Can a general form be found to meet that criteria?
If you follow through the linked solution the fact that the exponent is $2017$ is not used at all. For any real $a$ we have $\int_0^{\pi/2} \frac 1{1+tan^a(x)}dx=\frac \pi 4$. It does depend on the limits of integration being $0$ and $\frac \pi 2$ so the reflection works.
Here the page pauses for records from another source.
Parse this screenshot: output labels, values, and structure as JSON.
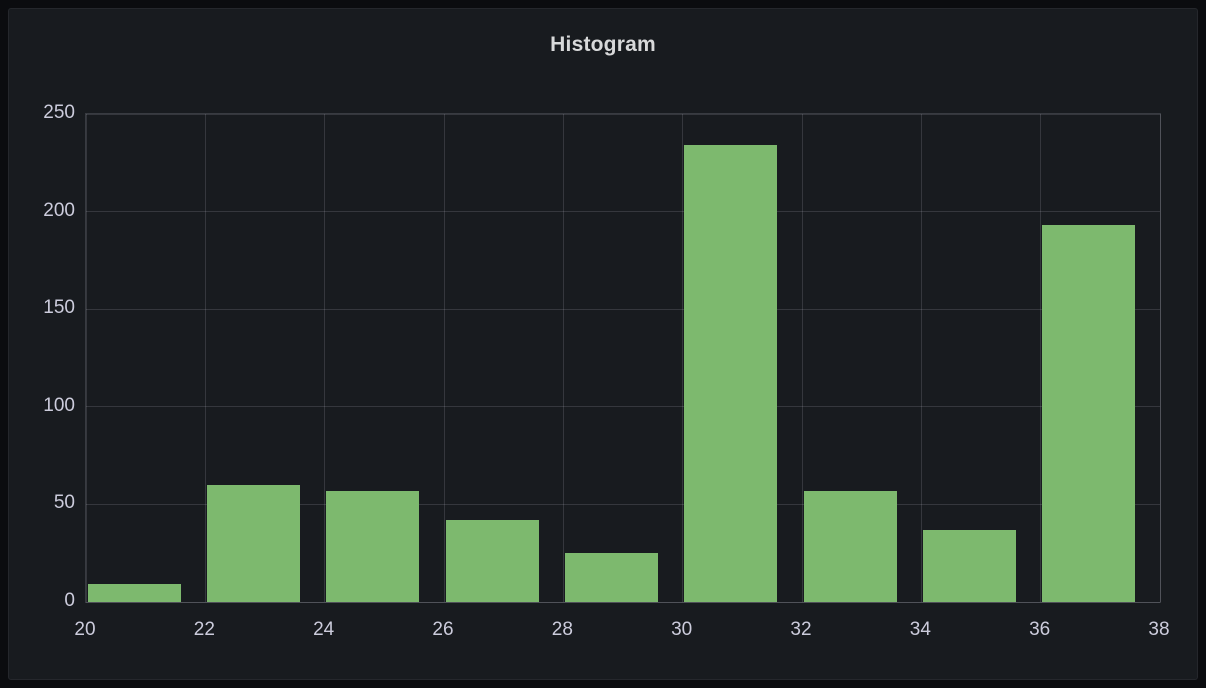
{
  "panel": {
    "title": "Histogram"
  },
  "chart_data": {
    "type": "bar",
    "title": "Histogram",
    "xlabel": "",
    "ylabel": "",
    "categories": [
      20,
      22,
      24,
      26,
      28,
      30,
      32,
      34,
      36
    ],
    "values": [
      9,
      60,
      57,
      42,
      25,
      234,
      57,
      37,
      193
    ],
    "bin_width": 2,
    "x_ticks": [
      20,
      22,
      24,
      26,
      28,
      30,
      32,
      34,
      36,
      38
    ],
    "y_ticks": [
      0,
      50,
      100,
      150,
      200,
      250
    ],
    "xlim": [
      20,
      38
    ],
    "ylim": [
      0,
      250
    ],
    "grid": true,
    "legend": "none",
    "bar_color": "#7db96e",
    "panel_background": "#181b1f",
    "grid_color": "rgba(204,204,220,0.16)",
    "text_color": "#ccccdc"
  }
}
Substitute the following definition of $\tan x$ as the quotient of $\sin x$ and $\cos x$ into the integral. $$\tan x=\dfrac{\sin x}{\cos x}\implies I=\int_{0}^{\pi/2} \dfrac{\cos^{2017} x}{\sin^{2017} x + \cos^{2017} x} dx \tag1$$ Now use the reflective property of Integrals stated as follows $$\int_a^b f(x)dx =\int_a^b f(a+b-x) dx \tag2$$ to obtain the equivalent of $I$ as $$I=\int_0^{\pi/2} \dfrac{\sin^{2017} x}{\sin^{2017} x +\cos^{2017} x}dx \tag3$$ Add Equations $(1)$ and $(3)$ to get $2I=\int_{0}^{\pi/2} dx$ which gives you the value of $I$ as $\frac{\pi}{4}$.
My question is if it is possible to always get such a clean solution by modifying the year to the current year (each year) and by changing the limits of integration?
Sure, but here's some more neatness to this integral, you need not even change the limits of integration each year to get the ${\pi}/{4}$. In fact one might as well prove that the integral denoted $I_n=\int_{a}^{b} \frac{1}{1+\tan^n x} dx$ is independent of $n$.
In fact while setting an integral like this you might wanna experiment with the limits of integration to get even more elegant results. But for the reflective property i.e. equation $(2)$ to hold, the following needs to hold true: $a+b=\pi/2$
Exercise
$$\int_0^{\pi/2} \frac 1 {1+\tan^{2017} x} \, dx = \dfrac{\pi}{4}$$ This uses the transformation $$I=\int_a^bf(x) dx = \int_a^bf(a+b-x) dx$$ Then, when they are added, $$2I = \int_a^b1 dx=b-a$$ $$I=\frac{b-a}{2} \text{, as long as } a+b =\pi/2$$
As another example
$$\int_{\pi/6}^{\pi/3} \frac 1 {1+\tan^{2017} x} \, dx = \pi/12$$
Note that the year, or the power to which $\tan(x)$ is raised to, doesn't matter.